There is substantial cross-border trading involving long-standing economic, commercial and cultural relations. This strengthens the two countries' bilateral relations and achieves legal trade flow in accordance with international trade law. Following the first joint border trade committee meeting on 27–30 April 2022, there was a small-scale border trade between the borders, driven by the need to identify and resolve challenges facing implementation of the Djibouti–Ethiopia Border Trade Protocol signed in 2015. The Ethio–Djibouti corridor is important because it played a major role in trade facilitation in the IGAD region, accounting 95% of exports and imports, with other routes (e.g., Port Sudan, Berbera and Mombasa) being of limited importance.

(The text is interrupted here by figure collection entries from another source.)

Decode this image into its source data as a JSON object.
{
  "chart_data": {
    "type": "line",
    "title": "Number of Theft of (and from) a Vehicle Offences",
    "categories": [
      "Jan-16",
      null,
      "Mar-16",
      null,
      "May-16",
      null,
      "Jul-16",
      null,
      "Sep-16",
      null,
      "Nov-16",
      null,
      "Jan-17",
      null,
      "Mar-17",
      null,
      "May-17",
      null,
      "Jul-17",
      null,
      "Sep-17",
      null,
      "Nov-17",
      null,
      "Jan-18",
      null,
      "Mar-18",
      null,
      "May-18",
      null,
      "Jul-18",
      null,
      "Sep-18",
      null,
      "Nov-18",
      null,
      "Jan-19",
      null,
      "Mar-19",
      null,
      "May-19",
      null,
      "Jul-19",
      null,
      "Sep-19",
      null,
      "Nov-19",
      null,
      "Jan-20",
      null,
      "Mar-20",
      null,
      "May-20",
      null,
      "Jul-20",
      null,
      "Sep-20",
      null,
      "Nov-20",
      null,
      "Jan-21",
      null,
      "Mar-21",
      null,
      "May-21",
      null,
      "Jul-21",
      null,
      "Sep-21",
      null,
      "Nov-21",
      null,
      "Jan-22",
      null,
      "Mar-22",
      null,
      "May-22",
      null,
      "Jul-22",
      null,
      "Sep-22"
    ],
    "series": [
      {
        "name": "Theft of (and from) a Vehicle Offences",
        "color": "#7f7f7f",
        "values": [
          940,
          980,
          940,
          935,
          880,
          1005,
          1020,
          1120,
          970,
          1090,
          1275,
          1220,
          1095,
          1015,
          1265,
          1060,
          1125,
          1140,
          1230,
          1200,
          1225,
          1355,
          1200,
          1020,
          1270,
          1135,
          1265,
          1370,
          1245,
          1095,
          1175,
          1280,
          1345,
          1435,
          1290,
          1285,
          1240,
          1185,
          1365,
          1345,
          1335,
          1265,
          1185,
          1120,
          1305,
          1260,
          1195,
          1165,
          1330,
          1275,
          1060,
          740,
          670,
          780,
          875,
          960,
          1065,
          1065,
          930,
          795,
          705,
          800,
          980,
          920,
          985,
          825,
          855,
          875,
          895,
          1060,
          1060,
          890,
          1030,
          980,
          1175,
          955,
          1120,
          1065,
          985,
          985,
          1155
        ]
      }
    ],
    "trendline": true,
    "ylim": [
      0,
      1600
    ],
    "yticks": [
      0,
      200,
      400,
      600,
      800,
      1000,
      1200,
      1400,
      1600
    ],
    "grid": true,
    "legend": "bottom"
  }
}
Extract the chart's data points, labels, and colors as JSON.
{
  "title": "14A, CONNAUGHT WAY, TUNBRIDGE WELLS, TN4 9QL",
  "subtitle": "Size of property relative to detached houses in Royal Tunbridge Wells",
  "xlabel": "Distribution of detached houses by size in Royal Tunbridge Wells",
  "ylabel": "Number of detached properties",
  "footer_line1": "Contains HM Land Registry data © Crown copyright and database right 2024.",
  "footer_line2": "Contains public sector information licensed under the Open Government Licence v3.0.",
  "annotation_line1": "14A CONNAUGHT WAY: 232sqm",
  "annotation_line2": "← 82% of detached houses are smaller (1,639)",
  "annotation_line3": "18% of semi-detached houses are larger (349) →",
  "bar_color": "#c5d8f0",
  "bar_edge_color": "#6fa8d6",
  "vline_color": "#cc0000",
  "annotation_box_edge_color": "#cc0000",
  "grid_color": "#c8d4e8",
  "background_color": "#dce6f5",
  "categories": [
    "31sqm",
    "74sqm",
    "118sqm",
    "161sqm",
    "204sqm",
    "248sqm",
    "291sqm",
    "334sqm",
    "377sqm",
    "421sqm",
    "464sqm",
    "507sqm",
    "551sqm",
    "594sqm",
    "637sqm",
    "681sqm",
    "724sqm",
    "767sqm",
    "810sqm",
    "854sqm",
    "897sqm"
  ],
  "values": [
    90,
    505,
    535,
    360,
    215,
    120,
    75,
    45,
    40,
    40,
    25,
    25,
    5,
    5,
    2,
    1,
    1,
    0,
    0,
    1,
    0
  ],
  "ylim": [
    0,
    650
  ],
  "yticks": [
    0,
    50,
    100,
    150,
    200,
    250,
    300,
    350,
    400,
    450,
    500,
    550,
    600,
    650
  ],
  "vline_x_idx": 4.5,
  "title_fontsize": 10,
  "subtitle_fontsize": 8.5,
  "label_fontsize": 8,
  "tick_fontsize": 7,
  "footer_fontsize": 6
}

On 20 September 2020, the new entry point of the corridor was opened near the town Balho at the Northern border to Djibouti. Aside from the border posts in Galafi at the Western border to the Djibouti and Dewele in the southwest, it is the third official entry point between the two countries. In August 2022, COMESA announced to fund the Ethio-Djibouti corridor with 3.2 million euros.